The 2010 Reading List

So it’s not…loaded stadiums or ballparks. And we’re not… kids on swingsets on the blacktop. Don’t know why I recall that lyric from the Red House Painters, but it catches the mood of this fifth installment of the FSOwalla reading list. Symbology seemed to work last time, so in that same recession spirit I mark literary quality, even if no one has any money.

Let the Great World Spin by Colum McCann $$$$ Ahhh, the Irish do have a way with words. It’s occasionally worth being fearful of National Book Award Winners, but not this time. Much is driven by death (and tidy upliftments) but frequent, moving moments ring true.

A Place Within – Rediscovering India by M.G. Vassanji $$$ Part-history, part-travelogue, and full of half-finished ruminations, Vassanji’s compendium of his visits to India focuses primarily on Gujarat and an extended stay in Simla. Well written, but oddly unsure in many places for a writer of his ability, India’s complexity seems to overwhelm him and prevents easy answers.

84, Charing Cross Rd. by Helene Hanff $$1/2 Not a novel but a portrait of a tiny, intimate, and lovely moment that lasted 20 years. An era gone by, and it still feels that reading is something Great Britain did best.

The Surrendered by Chang-Rae Lee $$$ If it feels like you’ve heard this story before you’re right. But war is powerful and basic, just like love. And it’s the love stories (and the need for redemption) that wind through Lee’s long work that fill you with sadness and hurt and honesty.

American Rust by Philipp Meyer $$$1/2 A novel situated close to my home-town, and full of characters (maybe too many). The book shines best when the actors ruminate on the larger world around them, and SW Pennsylvania hasn’t spoken so loudly in a long time. Though starting strong, protagonist Isaac wanders off into slight unbelievability, and the ending feels strange and untrue, as if if Meyer chose resolution over uncertainty.

The Beautiful Things That Heaven Bears by Dinaw Mengestu $$$ First novels sometimes suffer from seeming to be too personal. They also reward for exactly that reason. Mengestu’s work has moments of overall unoriginality and too many storylines, but there’s a real sense of the immigrant/exile’s turmoil that demonstrates a writer who has grown up closely watching and thinking about the people (his family) around him.

The Assassination of Jesse James by the Coward Robert Ford by Ron Hansen $$$ A master craftsmen and some stunning descriptive passages drawn from historical sources. Undone for me by the sheer weight of the subject matter and what seemed to me to be too much importance given to the lives of these two men. There is something more honorable (?) in the spirit of folk who lived in post-Civil War America, but it gets subsumed in the legend of an outlaw who was, at the end of the day, cold-hearted and cruel in a rough, rough country.

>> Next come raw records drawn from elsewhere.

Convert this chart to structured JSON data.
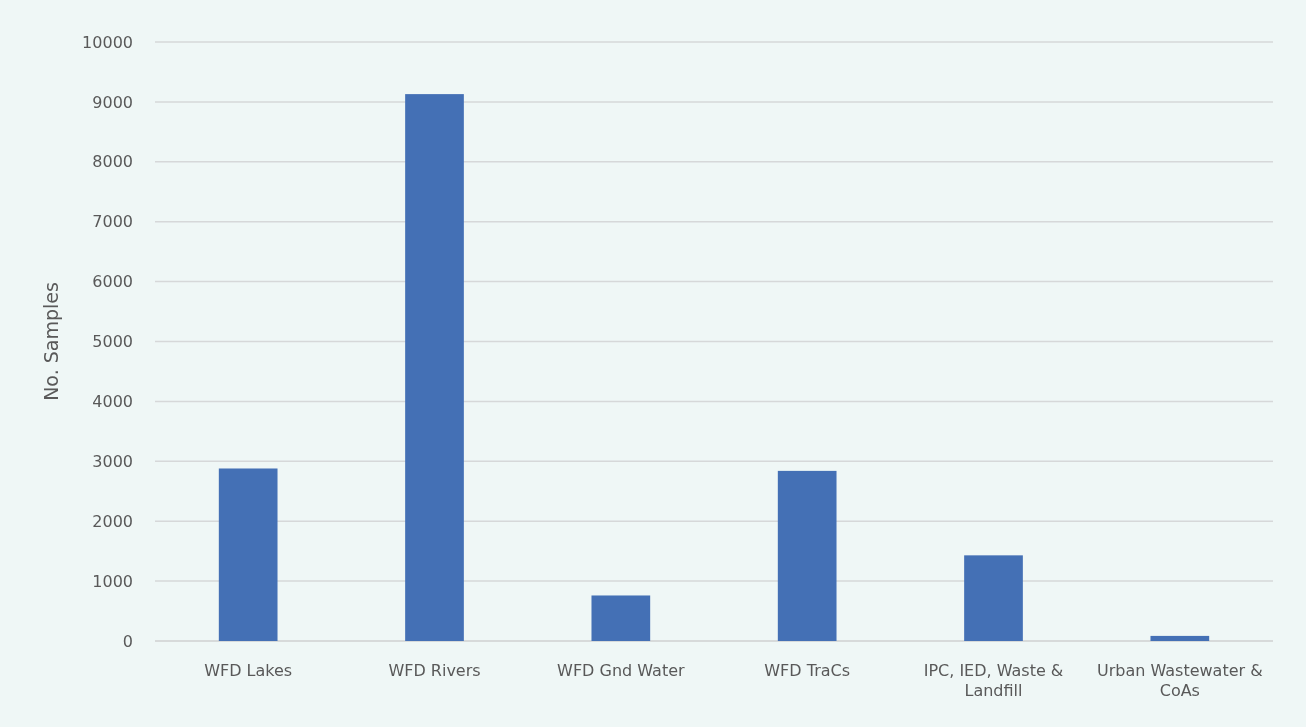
{
  "chart_data": {
    "type": "bar",
    "ylabel": "No. Samples",
    "categories": [
      "WFD Lakes",
      "WFD Rivers",
      "WFD Gnd Water",
      "WFD TraCs",
      "IPC, IED, Waste & Landfill",
      "Urban Wastewater & CoAs"
    ],
    "values": [
      2880,
      9130,
      760,
      2840,
      1430,
      85
    ],
    "color": "#4470b5",
    "ylim": [
      0,
      10000
    ],
    "yticks": [
      0,
      1000,
      2000,
      3000,
      4000,
      5000,
      6000,
      7000,
      8000,
      9000,
      10000
    ],
    "grid": "y"
  }
}
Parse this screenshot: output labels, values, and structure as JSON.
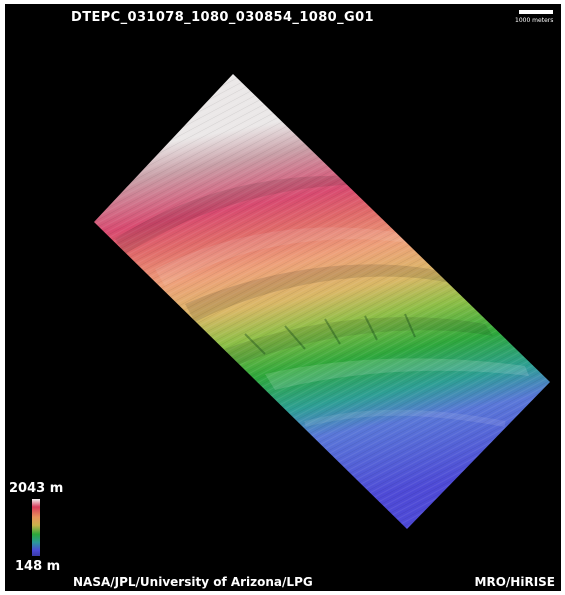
{
  "header": {
    "product_id": "DTEPC_031078_1080_030854_1080_G01"
  },
  "scale_bar": {
    "label": "1000 meters"
  },
  "elevation_legend": {
    "max_label": "2043 m",
    "min_label": "148 m"
  },
  "footer": {
    "credit_left": "NASA/JPL/University of Arizona/LPG",
    "credit_right": "MRO/HiRISE"
  },
  "colors": {
    "background": "#000000",
    "text": "#ffffff",
    "high_elevation": "#d83a5a",
    "mid_elevation": "#2aa83a",
    "low_elevation": "#4a4ad8"
  }
}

Everything Ravaged, Everything Burned by Wells Tower $$$1/2 I loved these short stories, and I don’t know exactly why. They were funny and bitter and authentic, and Tower’s anger bubbles through in each one at some point. But how do you write endings to these stories with that kind of motivation? — Sometimes it seems like Tower doesn’t know the answer himself.

The Tiger by John Vaillant $$1/2 Fascinating account of a hidden/forgotten part of Russia that starts off well, then drags along from the middle where it turns from a gripping tale into a wildlife preservation argument. Vaillant makes some attempts at novelistic prose that turn out badly (an odd reference to a lover’s nipple when talking about the sensitivity of a tiger’s teeth made me shudder). The Tiger Summit is happening in this Year of the Tiger in St. Petersburg. Maybe Secretary Clinton will show, who knows?

How to Read the Air by Dinaw Mengestu  $$$$ Mengestu’s second novel is full of stories covering up worlds of trauma. Described by some as an immigrant story, it’s actually a poignant tale of strangers disguised as family, occasionally wandering the earth together, but always apart and alone.

The English Patient by Michael Ondaatje $$$$$ This year’s only re-read and one of the few books of which I purchased a hardcover First Edition. It describes my reaction to it itself: “…he would read it and then press his hand upon it as if to touch its possible deeper meanings, to become as intimate as he could with the words.” Don’t just watch the movie; the story of the young Sikh Kip is largely left out in the film, and the novel’s ending is far more beautiful.

Atlas of Remote Islands by Judith Schalansky $$$$ Not a novel, but full of such unique and interesting ruminations about places on the edge of our existence (that she’s never been to) that you feel, as Anthony Doerr described it, as if you’ve peeked at the notebook of that quiet girl in the back of your high-school class and realize oh my god, she’s a genius.